Gerald Pollock: The Fourth Phase of Water
July 16, 2013 • 3:03PM

At the 2013 Natural Philosophy Alliance conference, University of Washington Professor Gerald Pollack presented an amazingly complex and surprising tour of what might seem to be among the simplest substances known: water! This small molecule, accounting for some 70% of our bodies by weight, and over 99%, by molecular count, exhibits many characteristics that the standard model of physics cannot explain. The most striking and most studied example, is what he calls the "Exclusion Zone" (EZ) -- a different state of water found in the vicinity of certain materials, such as gels, proteins, and polymers. With a series of experiments, Pollack supports his hypothesis that EZ water is a fourth phase of water, sharing some aspects of liquid water and ice, but displaying its own remarkable characteristics, such as actively developing a standing electric potential difference, and inducing motion in an otherwise still body of water.

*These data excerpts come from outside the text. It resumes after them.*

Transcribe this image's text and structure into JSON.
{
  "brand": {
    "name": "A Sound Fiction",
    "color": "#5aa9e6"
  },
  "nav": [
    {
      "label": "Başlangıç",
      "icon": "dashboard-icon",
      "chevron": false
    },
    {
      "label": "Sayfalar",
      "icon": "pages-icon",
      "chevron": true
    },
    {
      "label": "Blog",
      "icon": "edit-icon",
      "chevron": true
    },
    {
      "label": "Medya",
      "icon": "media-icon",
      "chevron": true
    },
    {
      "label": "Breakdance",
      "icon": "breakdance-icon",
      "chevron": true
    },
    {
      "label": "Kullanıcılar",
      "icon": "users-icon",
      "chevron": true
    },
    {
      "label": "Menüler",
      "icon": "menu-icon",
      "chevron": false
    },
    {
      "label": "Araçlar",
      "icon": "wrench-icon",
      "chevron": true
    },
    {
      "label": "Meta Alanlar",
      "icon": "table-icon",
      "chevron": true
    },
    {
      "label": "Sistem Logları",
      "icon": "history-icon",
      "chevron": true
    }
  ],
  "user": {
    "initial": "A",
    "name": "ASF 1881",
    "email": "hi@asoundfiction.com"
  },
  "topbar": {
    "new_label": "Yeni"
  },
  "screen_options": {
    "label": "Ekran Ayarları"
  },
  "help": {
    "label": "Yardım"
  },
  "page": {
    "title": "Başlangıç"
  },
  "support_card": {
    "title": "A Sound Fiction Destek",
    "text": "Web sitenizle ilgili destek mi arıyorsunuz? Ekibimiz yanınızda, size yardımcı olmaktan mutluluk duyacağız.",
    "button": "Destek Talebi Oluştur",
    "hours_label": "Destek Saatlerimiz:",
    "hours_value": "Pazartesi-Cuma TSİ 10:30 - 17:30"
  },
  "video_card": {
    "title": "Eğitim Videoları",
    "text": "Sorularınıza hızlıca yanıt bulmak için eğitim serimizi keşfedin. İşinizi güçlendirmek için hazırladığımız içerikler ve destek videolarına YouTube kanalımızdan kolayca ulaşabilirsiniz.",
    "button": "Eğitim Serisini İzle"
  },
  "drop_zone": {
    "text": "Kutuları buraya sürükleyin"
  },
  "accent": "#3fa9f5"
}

How does this fourth phase of water behave in life? Can it help to explain why our cells, and indeed our entire bodies, develop negative charges? What insights can it bring to the mysterious world of anesthetics, pathology, or the functioning of nerve cells?

While these questions are not fully answered, Pollack's work indicates there are new discoveries waiting to be made which could revolutionize our understanding of phenomena ranging from the biology of a single cell to the weather of the entire planet. As Pollack demonstrates, these discoveries will not be made by mathematical extrapolations from current physical laws in textbooks, but from open scientific experimentation.

Pollack's new book, The Fourth Phase of Water: Beyond Solid, Liquid, and Vapor expands on the content of this presentation.